I was referring to this comment by this single person:
To the fifty percent of the audience that brought their vaginas with them to the program, the word vagina is probably more likely to connote gender than it is sex or terminology. We’re kind of used to these things. It’s the spoken word that we’re not used to.
Judging from his letter, I think the principal did consult with other faculty members in reaching his decision. He has a right to make the call. He’s the first one who is held legally responsible.
The disciplinary measures that were taken were appropriate for the insubordination. In the school where I taught, students in in-school suspension were allowed to do work from each of their classes so that they did not lose a grade for the day. That was the advantage of in-school over out-of-school suspension. (That, and you got to listen to marvelous operas!)
Part of learning to think critically is knowing when to question or even defy authority. Thoreau’s refusal to pay a poll tax influenced Gandhi and set a nation free. And that influenced Martin Luther King, Jr. and many others.

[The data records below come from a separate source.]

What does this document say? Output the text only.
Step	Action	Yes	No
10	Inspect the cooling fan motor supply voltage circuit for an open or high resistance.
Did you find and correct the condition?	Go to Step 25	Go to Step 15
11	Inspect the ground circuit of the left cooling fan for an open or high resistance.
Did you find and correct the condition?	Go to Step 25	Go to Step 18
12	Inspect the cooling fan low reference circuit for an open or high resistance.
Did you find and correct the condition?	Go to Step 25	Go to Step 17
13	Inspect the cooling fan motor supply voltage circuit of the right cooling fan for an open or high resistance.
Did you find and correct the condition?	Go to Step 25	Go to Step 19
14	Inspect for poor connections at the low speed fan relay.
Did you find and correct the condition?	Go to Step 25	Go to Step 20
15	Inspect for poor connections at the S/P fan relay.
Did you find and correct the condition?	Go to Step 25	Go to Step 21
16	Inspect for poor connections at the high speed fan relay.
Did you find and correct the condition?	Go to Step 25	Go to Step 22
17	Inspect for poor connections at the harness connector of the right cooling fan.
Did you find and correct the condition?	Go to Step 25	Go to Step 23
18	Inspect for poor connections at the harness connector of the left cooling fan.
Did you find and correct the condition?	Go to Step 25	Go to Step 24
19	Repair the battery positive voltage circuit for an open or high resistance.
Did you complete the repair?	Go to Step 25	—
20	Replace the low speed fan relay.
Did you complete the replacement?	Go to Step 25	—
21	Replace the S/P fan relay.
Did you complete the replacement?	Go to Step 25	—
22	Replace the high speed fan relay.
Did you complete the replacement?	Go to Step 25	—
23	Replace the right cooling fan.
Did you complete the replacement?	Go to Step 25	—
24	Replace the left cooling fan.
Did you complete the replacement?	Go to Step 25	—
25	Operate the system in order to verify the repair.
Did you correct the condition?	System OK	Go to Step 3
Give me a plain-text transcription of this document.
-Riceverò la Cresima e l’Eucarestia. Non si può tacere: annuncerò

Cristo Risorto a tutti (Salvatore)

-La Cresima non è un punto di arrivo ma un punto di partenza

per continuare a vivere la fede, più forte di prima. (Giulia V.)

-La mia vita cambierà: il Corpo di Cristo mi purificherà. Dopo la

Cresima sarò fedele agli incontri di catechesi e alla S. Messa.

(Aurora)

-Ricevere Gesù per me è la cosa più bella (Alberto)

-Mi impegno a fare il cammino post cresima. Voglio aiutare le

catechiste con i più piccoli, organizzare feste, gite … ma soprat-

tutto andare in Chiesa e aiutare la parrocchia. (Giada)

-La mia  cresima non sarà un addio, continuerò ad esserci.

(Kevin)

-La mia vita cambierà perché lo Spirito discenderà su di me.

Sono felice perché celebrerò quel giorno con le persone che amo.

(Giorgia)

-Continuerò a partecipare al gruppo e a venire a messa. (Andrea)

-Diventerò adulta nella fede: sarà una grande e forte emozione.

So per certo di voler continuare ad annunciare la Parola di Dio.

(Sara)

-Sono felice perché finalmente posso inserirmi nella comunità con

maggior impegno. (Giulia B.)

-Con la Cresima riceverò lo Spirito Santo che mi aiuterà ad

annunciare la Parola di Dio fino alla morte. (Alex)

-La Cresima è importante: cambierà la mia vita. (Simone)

A poll tax seemed like a minor issue to me when I was in high school. Maybe the word vagina does to you too. The Vagina Monologues is all about being comfortable with that which makes us female. So much of the time when that part of the body is referenced, it is used as an insult for someone that is intensely disliked. There are all sorts of unpleasant things associated with our vaginas including even the clinical term itself. What’s more, we ain’t got no balls!
Women wish to improve the messages (subliminal and overt) that girls receive about their bodies almost from birth. If someone in the audience thinks that the word vagina is offensive, it is time that she or he learns better.
The words bull, leg, breast and thigh were at one time considered inappropriate. Male bovies were called “she cows.” On a chicken, legs and thighs were called “dark meat” and the breast was “white meat.” Even the legs on a piano were often covered up. We got over it.
I was twenty-four years old before I heard the word menstruation pronounced properly. I had only heard it slurred, whispered or mispronouned. I was so surprised when I heard it that I checked a dictionary to make certain that it was correct. If that word was appropriate in a Methodist Sunday School Board film in 1967, I think that it’s time to introduce vagina in our public school programs.